The phrases “in some embodiments,” “according to some embodiments,” “in the embodiments shown,” “in other embodiments,” and the like generally mean the particular feature, structure, or characteristic following the phrase is included in at least one implementation of the present technology, and may be included in more than one implementation. In addition, such phrases do not necessarily refer to the same embodiments or different embodiments.

The above Detailed Description of examples of the technology is not intended to be exhaustive or to limit the technology to the precise form disclosed above. While specific examples for the technology are described above for illustrative purposes, various equivalent modifications are possible within the scope of the technology, as those skilled in the relevant art will recognize. For example, while processes or blocks are presented in a given order, alternative implementations may perform routines having steps, or employ systems having blocks, in a different order, and some processes or blocks may be deleted, moved, added, subdivided, combined, and/or modified to provide alternative or sub combinations. Each of these processes or blocks may be implemented in a variety of different ways. Also, while processes or blocks are at times shown as being performed in series, these processes or blocks may instead be performed or implemented in parallel, or may be performed at different times. Further any specific numbers noted herein are only examples: alternative implementations may employ differing values or ranges.

The teachings of the technology provided herein can be applied to other systems, not necessarily the system described above. The elements and acts of the various examples described above can be combined to provide further implementations of the technology. Some alternative implementations of the technology may include not only additional elements to those implementations noted above, but also may include fewer elements.

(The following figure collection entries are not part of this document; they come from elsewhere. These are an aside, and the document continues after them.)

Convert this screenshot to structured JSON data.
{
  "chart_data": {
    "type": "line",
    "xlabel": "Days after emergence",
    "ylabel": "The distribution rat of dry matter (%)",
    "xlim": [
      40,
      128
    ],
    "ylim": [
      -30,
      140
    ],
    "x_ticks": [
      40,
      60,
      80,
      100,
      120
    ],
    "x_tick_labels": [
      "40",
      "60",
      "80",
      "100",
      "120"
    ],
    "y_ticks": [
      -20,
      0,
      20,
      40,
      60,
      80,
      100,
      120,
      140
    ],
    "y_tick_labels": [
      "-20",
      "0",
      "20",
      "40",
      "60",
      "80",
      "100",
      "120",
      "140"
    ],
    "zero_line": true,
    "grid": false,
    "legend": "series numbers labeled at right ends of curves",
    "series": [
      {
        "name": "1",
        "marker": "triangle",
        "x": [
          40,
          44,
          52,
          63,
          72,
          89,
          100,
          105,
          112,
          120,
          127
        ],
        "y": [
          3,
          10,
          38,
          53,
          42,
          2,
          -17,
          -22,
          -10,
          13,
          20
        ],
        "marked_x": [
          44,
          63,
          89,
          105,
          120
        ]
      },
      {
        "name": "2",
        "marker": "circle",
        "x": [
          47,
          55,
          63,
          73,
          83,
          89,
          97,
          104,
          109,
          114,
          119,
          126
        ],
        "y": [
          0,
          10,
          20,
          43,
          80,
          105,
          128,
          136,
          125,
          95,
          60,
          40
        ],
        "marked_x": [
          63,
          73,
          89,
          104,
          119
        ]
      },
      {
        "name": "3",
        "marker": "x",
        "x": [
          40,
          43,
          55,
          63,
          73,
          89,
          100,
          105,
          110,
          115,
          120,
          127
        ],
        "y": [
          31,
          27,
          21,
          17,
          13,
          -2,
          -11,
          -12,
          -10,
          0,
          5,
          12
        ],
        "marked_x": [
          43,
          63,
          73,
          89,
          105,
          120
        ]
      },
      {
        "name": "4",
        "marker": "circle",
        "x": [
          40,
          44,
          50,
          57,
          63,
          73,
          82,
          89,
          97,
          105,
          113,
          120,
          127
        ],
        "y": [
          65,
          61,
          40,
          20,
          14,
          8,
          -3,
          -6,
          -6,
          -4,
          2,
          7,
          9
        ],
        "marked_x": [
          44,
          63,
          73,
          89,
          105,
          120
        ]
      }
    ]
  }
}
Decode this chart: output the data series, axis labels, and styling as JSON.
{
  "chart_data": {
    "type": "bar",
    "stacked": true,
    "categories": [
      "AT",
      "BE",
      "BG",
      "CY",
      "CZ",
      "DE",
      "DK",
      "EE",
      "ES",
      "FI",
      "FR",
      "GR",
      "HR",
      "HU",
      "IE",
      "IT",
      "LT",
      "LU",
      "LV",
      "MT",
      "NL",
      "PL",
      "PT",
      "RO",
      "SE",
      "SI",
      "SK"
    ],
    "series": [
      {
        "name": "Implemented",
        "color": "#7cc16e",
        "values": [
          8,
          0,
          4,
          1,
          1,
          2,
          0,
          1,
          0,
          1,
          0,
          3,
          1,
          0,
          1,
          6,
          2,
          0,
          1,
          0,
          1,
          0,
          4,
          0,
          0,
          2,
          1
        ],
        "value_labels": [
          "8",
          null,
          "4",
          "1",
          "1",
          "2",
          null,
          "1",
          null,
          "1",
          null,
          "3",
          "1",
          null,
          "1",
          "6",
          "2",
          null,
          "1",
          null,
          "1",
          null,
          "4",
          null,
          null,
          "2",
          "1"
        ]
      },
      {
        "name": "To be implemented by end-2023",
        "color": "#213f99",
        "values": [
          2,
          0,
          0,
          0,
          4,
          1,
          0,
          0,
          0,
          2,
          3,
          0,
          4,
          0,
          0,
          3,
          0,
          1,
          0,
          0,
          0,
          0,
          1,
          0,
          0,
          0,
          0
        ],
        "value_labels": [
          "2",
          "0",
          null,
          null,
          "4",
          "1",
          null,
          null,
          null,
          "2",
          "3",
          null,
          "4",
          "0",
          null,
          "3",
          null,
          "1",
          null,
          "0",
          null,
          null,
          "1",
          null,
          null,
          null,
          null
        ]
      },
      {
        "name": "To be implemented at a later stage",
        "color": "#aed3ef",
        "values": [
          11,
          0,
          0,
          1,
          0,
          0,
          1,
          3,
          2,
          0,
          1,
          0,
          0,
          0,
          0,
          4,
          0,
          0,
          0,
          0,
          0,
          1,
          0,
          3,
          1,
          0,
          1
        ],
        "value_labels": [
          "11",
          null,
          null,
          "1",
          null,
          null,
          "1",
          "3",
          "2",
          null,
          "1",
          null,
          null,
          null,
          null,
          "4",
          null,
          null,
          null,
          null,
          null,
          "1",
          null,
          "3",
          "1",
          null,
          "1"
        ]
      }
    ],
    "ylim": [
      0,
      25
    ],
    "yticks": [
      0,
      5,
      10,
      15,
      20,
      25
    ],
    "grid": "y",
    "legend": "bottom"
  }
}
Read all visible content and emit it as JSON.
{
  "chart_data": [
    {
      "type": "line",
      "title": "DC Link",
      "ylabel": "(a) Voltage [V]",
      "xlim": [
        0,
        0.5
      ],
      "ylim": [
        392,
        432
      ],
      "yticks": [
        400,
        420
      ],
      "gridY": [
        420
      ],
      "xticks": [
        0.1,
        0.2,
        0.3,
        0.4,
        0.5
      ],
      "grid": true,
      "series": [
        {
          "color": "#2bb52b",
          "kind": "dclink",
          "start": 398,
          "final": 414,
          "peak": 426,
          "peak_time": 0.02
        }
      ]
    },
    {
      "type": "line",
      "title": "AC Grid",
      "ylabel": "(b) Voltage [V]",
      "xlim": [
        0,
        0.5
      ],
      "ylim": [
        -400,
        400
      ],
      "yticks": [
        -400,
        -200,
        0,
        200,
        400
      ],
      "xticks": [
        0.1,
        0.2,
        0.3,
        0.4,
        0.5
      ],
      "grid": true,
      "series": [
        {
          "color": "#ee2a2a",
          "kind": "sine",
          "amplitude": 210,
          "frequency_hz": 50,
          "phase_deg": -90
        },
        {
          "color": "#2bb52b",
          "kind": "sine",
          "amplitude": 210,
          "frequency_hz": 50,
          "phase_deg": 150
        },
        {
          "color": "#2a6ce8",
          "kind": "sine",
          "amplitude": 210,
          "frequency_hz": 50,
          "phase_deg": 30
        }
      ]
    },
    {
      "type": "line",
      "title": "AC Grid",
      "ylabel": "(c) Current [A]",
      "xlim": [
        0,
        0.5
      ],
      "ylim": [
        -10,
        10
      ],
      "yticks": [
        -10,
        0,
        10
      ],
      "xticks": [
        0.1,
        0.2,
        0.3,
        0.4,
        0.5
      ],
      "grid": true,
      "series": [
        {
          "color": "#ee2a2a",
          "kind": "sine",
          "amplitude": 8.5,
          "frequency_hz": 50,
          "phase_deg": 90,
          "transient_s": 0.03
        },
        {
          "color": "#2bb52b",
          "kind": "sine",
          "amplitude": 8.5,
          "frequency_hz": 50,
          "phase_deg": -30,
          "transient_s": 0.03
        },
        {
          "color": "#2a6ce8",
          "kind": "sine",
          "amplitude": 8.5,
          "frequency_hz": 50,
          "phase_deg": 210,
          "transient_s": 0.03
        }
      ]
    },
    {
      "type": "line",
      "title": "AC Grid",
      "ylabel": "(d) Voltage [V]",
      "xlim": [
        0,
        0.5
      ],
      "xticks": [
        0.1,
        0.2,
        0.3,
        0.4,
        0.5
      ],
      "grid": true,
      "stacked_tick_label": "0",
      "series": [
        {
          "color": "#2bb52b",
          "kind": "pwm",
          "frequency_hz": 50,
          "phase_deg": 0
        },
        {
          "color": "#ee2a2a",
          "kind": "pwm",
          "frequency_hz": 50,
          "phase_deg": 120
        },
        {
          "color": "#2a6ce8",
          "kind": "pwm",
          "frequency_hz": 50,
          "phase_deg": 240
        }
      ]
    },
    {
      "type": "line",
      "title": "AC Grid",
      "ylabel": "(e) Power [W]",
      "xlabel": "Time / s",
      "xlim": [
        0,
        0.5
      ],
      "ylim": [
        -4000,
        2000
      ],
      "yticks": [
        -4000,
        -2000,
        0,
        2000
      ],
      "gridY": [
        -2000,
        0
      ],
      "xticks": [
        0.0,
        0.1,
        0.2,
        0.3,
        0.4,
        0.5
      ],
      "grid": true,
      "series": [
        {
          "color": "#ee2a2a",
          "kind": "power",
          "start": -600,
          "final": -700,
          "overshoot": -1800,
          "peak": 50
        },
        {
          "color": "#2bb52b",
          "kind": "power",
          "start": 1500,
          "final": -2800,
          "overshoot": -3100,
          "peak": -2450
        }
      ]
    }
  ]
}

These and other changes can be made to the technology in light of the above Detailed Description. While the above description describes certain examples of the technology, and describes the best mode contemplated, no matter how detailed the above appears in text, the technology can be practiced in many ways. Details of the system may vary considerably in its specific implementation, while still being encompassed by the technology disclosed herein. As noted above, particular terminology used when describing certain features or aspects of the technology should not be taken to imply that the terminology is being redefined herein to be restricted to any specific characteristics, features, or aspects of the technology with which that terminology is associated. In general, the terms used in the following claims should not be construed to limit the technology to the specific examples disclosed in the specification, unless the above Detailed Description section explicitly defines such terms. Accordingly, the actual scope of the technology encompasses not only the disclosed examples, but also all equivalent ways of practicing or implementing the technology under the claims.

To reduce the number of claims, certain aspects of the technology are presented below in certain claim forms, but the applicant contemplates the various aspects of the technology in any number of claim forms. For example, while only one aspect of the technology is recited as a computer-readable medium claim, other aspects may likewise be embodied as a computer-readable medium claim, or in other forms, such as being embodied in a means-plus-function claim. Any claims intended to be treated under 35 U.S.C. § 112(f) will begin with the words “means for” but use of the term “for” in any other context is not intended to invoke treatment under 35 U.S.C. § 112(f). Accordingly, the applicant reserves the right to pursue additional claims after filing this application to pursue such additional claim forms, in either this application or in a continuing application.